2.1.    Artikel 5:1, tweede lid, van de Algemene wet bestuursrecht (hierna: Awb) luidt:

"Onder overtreder wordt verstaan: degene die de overtreding pleegt of medepleegt."

Artikel 5:25, eerste lid, van de Awb luidt:

"De toepassing van bestuursdwang geschiedt op kosten van de overtreder, tenzij deze kosten redelijkerwijze niet of niet geheel te zijnen laste behoren te komen."

Artikel 4, tweede lid, van de Afvalstoffenverordening 2010 luidt: "Het college kan aanwijzen via welk al dan niet van gemeentewege verstrekt inzamelmiddel of inzamelvoorziening de inzameling van een bepaalde categorie huishoudelijke afvalstoffen ten behoeve van de gebruiker van een perceel plaatsvindt."

Artikel 9, eerste lid, luidt:

"Het is de gebruiker van een perceel, voor wie krachtens artikel 4, tweede lid, een inzamelmiddel of inzamelvoorziening is aangewezen, verboden de huishoudelijke afvalstoffen anders aan te bieden dan via het betreffende inzamelmiddel of de betreffende inzamelvoorziening of het betreffende brengdepot."
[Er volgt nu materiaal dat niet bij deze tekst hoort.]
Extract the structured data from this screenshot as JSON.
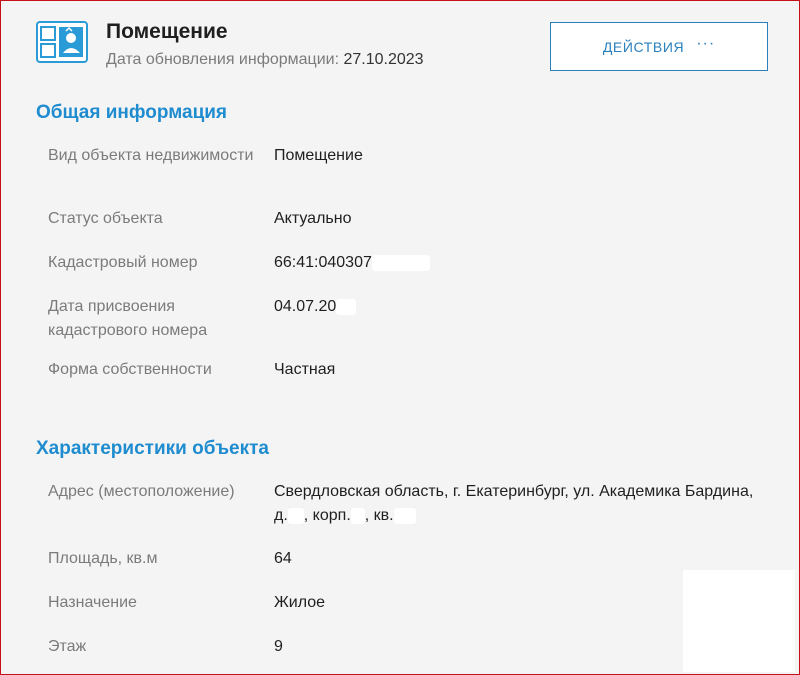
{
  "header": {
    "title": "Помещение",
    "updated_label": "Дата обновления информации:",
    "updated_value": "27.10.2023",
    "actions_label": "ДЕЙСТВИЯ",
    "actions_icon": "more-dots-icon"
  },
  "general": {
    "title": "Общая информация",
    "rows": [
      {
        "label": "Вид объекта недвижимости",
        "value": "Помещение"
      },
      {
        "label": "Статус объекта",
        "value": "Актуально"
      },
      {
        "label": "Кадастровый номер",
        "value": "66:41:040307"
      },
      {
        "label": "Дата присвоения кадастрового номера",
        "value": "04.07.20"
      },
      {
        "label": "Форма собственности",
        "value": "Частная"
      }
    ]
  },
  "characteristics": {
    "title": "Характеристики объекта",
    "rows": [
      {
        "label": "Адрес (местоположение)",
        "value_line1": "Свердловская область, г. Екатеринбург, ул. Академика Бардина,",
        "value_d": "д.",
        "value_korp": ", корп.",
        "value_kv": ", кв."
      },
      {
        "label": "Площадь, кв.м",
        "value": "64"
      },
      {
        "label": "Назначение",
        "value": "Жилое"
      },
      {
        "label": "Этаж",
        "value": "9"
      }
    ]
  },
  "colors": {
    "accent": "#1f8cd0",
    "button_border": "#2a80bd",
    "frame": "#c8101a",
    "background": "#f4f4f4"
  }
}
Artikel 4 van het Uitvoeringsbesluit luidt:

"Op grond van artikel 4 van de verordening worden de volgende inzamelmiddelen en voorzieningen aangewezen voor:

[…]

4. Oud papier en karton: de vanwege de gemeente verstrekte minicontainers, benevens de vanwege de gemeente geplaatste bovengrondse en ondergrondse containers;

[…]"

2.2.    Volgens vaste rechtspraak van de Afdeling mag ervan worden uitgegaan dat de persoon tot wie de aangetroffen afvalstoffen kunnen worden herleid, ook de overtreder is, tenzij de betrokkene het tegendeel aannemelijk maakt. Zie voor een uiteenzetting van deze rechtspraak de uitspraak van 18 juli 2018, ECLI:NL:RVS:2018:2432.
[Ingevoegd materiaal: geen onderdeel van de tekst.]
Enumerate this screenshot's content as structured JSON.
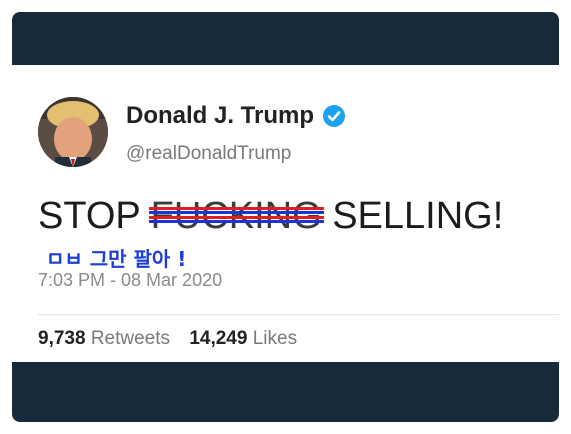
{
  "tweet": {
    "display_name": "Donald J. Trump",
    "handle": "@realDonaldTrump",
    "text_start": "STOP ",
    "text_struck": "FUCKING",
    "text_end": " SELLING!",
    "overlay": "ㅁㅂ 그만 팔아 !",
    "timestamp": "7:03 PM - 08 Mar 2020",
    "retweet_count": "9,738",
    "retweet_label": "Retweets",
    "like_count": "14,249",
    "like_label": "Likes"
  },
  "colors": {
    "frame": "#172a3a",
    "verified": "#1da1f2",
    "overlay_text": "#1b3fd6",
    "strike_red": "#e02020",
    "strike_blue": "#1e32d8"
  },
  "icons": [
    "avatar",
    "verified-badge-icon"
  ]
}
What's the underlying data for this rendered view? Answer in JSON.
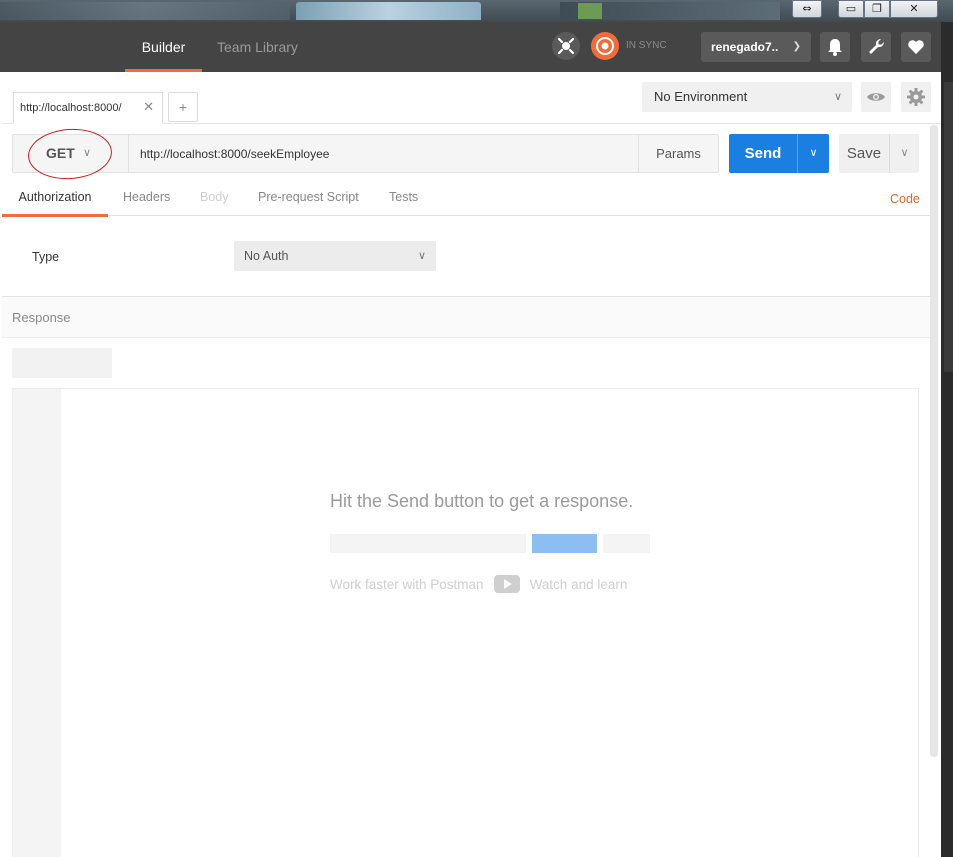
{
  "window": {
    "resize_glyph": "⇔",
    "min_glyph": "▭",
    "max_glyph": "❐",
    "close_glyph": "✕"
  },
  "header": {
    "tabs": [
      {
        "label": "Builder",
        "active": true
      },
      {
        "label": "Team Library",
        "active": false
      }
    ],
    "sync_status": "IN SYNC",
    "username": "renegado7..",
    "icons": [
      "interceptor-icon",
      "sync-icon",
      "bell-icon",
      "wrench-icon",
      "heart-icon"
    ],
    "accent_color": "#f26b3a"
  },
  "tabbar": {
    "tabs": [
      {
        "label": "http://localhost:8000/",
        "close": "✕"
      }
    ],
    "add_label": "+",
    "environment": "No Environment"
  },
  "request": {
    "method": "GET",
    "url": "http://localhost:8000/seekEmployee",
    "params_label": "Params",
    "send_label": "Send",
    "save_label": "Save",
    "send_color": "#1a7fe0"
  },
  "subtabs": {
    "items": [
      {
        "label": "Authorization",
        "active": true
      },
      {
        "label": "Headers",
        "active": false
      },
      {
        "label": "Body",
        "active": false,
        "disabled": true
      },
      {
        "label": "Pre-request Script",
        "active": false
      },
      {
        "label": "Tests",
        "active": false
      }
    ],
    "code_label": "Code"
  },
  "auth": {
    "type_label": "Type",
    "type_value": "No Auth"
  },
  "response": {
    "title": "Response",
    "empty_message": "Hit the Send button to get a response.",
    "learn_prefix": "Work faster with Postman",
    "learn_link": "Watch and learn"
  }
}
2.3.    Niet in geschil is dat de doos van [appellante] afkomstig is, zodat het college er vanuit mocht gaan dat [appellante] de overtreder is, tenzij zij aannemelijk maakt dat zij niet degene is geweest die de doos verkeerd ter inzameling heeft aangeboden. [appellante] heeft dit niet aannemelijk gemaakt.
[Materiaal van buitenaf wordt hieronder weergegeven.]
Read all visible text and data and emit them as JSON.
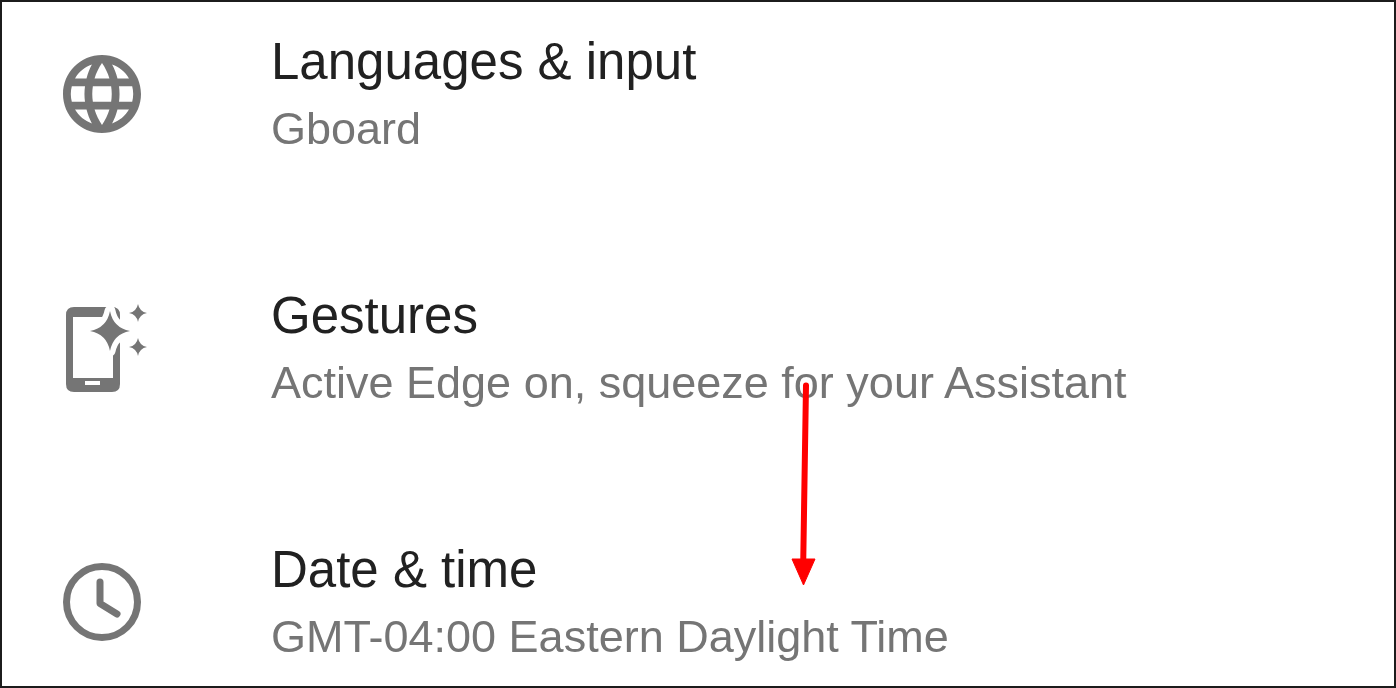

De enkele stelling dat zij de doos in de portiek heeft gezet, en niet weet hoe de doos is terecht gekomen naast de inzamelvoorziening, is daarvoor onvoldoende. Ook haar betoog dat zij gelet op haar medische toestand de doos niet zelf naast de inzamelvoorziening heeft kunnen neerzetten, doet er niet aan af dat de doos met daarop haar naam wel naast de inzamelvoorziening is aangetroffen.

Wat betreft de stelling van [appellante] dat zij uit milieuoverwegingen haar huisvuil niet verkeerd aanbiedt en dat in dit geval dus ook niet heeft gedaan, overweegt de Afdeling onder verwijzing naar haar uitspraak van 14 november 2018, ECLI:NL:RVS:2018:3707, dat dit niet een objectief gegeven is op grond waarvan moet worden geoordeeld dat zij de doos niet naast de inzamelvoorziening heeft gezet.

Onder deze omstandigheden heeft [appellante] in strijd met artikel 9 van de Afvalstoffenverordening 2010, gelezen in samenhang met artikel 4 van het Uitvoeringsbesluit, gehandeld.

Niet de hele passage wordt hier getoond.